The stranger was Niobe, Hoare saw. As he had hoped, Francis Delancey had read between the lines of Hoare's signal back in Portsmouth and was standing out to do battle. She was half again the size of Hoare's little gem and would carry a broadside of eight-pounders, nine to a side. Her broadside, then, would throw several times what Royal Duke could deliver. But she was still only a Lieutenant's command, so Hoare could wish Delancey well.
"May we join the dance, girls?" came the hail from Niobe's quarterdeck. Hoare saw that her crew was lining her nearer side.
Since Niobe was newly put in service, Delancey's crew would be new to her and to one another, but Sir George Hardcastle would surely have seen to it that they were experienced hands all.
Hoare was about to welcome her to the exercise when he realized that Delancey's crew was jeering them.
"What ho, the Hoare's Delights!" came clear from her deck. "Ahoy, the Dustmen!"

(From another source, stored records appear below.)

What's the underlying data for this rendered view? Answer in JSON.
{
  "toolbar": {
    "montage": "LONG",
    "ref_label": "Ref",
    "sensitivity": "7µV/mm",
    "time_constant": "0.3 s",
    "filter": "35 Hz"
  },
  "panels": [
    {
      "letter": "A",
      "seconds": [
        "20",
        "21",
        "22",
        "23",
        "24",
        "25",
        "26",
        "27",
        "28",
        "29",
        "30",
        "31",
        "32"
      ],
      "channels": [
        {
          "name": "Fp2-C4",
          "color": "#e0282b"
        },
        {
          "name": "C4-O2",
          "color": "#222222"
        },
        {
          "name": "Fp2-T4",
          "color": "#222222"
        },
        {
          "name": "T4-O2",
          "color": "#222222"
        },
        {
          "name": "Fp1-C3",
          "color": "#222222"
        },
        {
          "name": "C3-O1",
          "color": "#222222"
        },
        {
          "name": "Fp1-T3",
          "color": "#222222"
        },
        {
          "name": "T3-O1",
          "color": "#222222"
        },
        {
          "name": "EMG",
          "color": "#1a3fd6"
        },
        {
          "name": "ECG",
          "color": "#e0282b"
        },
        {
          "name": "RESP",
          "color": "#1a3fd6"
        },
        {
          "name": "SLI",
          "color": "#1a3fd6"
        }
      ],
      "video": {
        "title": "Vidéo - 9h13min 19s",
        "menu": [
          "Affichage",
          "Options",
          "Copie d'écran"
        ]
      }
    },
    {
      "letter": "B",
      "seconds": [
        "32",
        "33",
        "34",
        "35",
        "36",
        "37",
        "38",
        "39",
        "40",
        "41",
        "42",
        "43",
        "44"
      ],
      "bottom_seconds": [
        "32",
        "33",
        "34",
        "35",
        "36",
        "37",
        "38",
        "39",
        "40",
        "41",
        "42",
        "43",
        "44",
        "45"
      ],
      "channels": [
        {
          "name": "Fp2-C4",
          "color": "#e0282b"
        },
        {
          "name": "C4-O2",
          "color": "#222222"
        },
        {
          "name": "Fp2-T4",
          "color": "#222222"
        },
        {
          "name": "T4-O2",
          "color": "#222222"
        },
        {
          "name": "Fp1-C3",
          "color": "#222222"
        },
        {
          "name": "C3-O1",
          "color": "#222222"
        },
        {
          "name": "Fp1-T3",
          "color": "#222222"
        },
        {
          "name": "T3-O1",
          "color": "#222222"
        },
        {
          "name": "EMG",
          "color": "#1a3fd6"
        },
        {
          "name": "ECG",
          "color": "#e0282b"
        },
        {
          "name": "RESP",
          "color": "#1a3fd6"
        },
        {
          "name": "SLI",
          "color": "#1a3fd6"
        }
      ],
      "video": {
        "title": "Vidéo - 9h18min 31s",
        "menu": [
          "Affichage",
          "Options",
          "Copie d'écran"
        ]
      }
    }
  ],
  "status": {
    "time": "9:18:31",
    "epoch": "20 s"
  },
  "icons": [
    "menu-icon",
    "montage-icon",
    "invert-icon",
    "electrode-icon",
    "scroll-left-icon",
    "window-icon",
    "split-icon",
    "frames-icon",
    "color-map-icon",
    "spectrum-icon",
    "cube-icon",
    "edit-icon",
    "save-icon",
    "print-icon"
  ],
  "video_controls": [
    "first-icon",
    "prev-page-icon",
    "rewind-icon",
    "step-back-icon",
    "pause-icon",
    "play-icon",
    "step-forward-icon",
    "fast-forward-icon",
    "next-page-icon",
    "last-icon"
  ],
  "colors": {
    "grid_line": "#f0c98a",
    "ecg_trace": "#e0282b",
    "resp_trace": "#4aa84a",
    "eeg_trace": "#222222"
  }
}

Looking more closely, he saw Delancey himself on her quarterdeck, squatting under her spanker boom, mouth agape with laughter.
Hoare's temper was seldom far from the surface; now, he lost it.
"Signal 'Catch me if you can'!" he ordered.
Taylor relayed his words in a voice weighted with challenge. To Hoare, she sounded like one of those female Norse divinities that carried away the battle-dead-veeries? Barkalees? Yes, he must, indeed, take care.
With that, he began the dance. He pirouetted around Niobe like a midge around a bullock, leading her away from Royal Duke until the two brigs were lost to sight of each other in the gathering dusk, the pinnace forming the wide third point of an obtuse triangle. Then he swept up under Niobe's counter and past her. Handing the tiller to Taylor, he went forward to the swivel.
He raised one hand long enough to catch Taylor's attention.
"Steady as you go now, Taylor," he whispered futilely and grabbed hold of Alecto's forestay before he could go overboard. With his free hand, he aimed the swivel well over Delancey's head, less than a cable away. He backed off and pulled the lanyard of the flintlock. The piece went off beside his ear, leaving it a-ringing. Alecto would be Alecto no more, by God; from now on, she would be Nemesis forever.
The small cloud of powder smoke went off to leeward swiftly enough. Hoare heard Taylor cough. By God's good grace, his shot went precisely where he had wanted it to go-through Niobe's spanker, a foot above her Captain's head. Delancey, Hoare was delighted to see, had ducked so quickly as to lose his hat over the side.
Hoare waved his own, made his way aft to Nemesis's tiny cockpit. There he took over the helm and turned the little yacht about while Niobe disappeared in the gloaming. On his way back to Royal Duke, he managed to reach over the side and recover Delancey's hat from where it bobbed cheerfully in the Channel, upside down.
As Nemesis retraced her tracks, Hoare indulged himself in a happy waking dream. In the presence of an enraged Delancey, he was addressing Admiral Sir George Hardcastle.
"I truly regret having alarmed Mr. Delancey, sir," Hoare imagined himself saying, in the loud, clear voice he remembered so well. "I fear I mistook him for a Frenchman."
"How could you possibly have done that?" he had the imaginary Delancey bluster. "Did you not see my colors? You must have known you were firing on a King's ship."
"Yes, indeed, Mr. Delancey. But I have also known one of His Majesty's ships to hoist French colors in order to amuse the enemy. Why should not a Frenchman do likewise to amuse me?"
In this dream, Hoare had no need to pause for breath but continued.
"For my maneuvers between Nemesis and Royal Duke so evidently amused you that your manners led me to assume that you could not be English. What else could you have been, then, but French? Or Brother Jonathan, perhaps?
"Oh, and by the way, Mr. Delancey," Hoare said in this waking dream, "you dropped your hat. Here it is."
Shaking himself back to reality, he returned to duty and the deck of Royal Duke.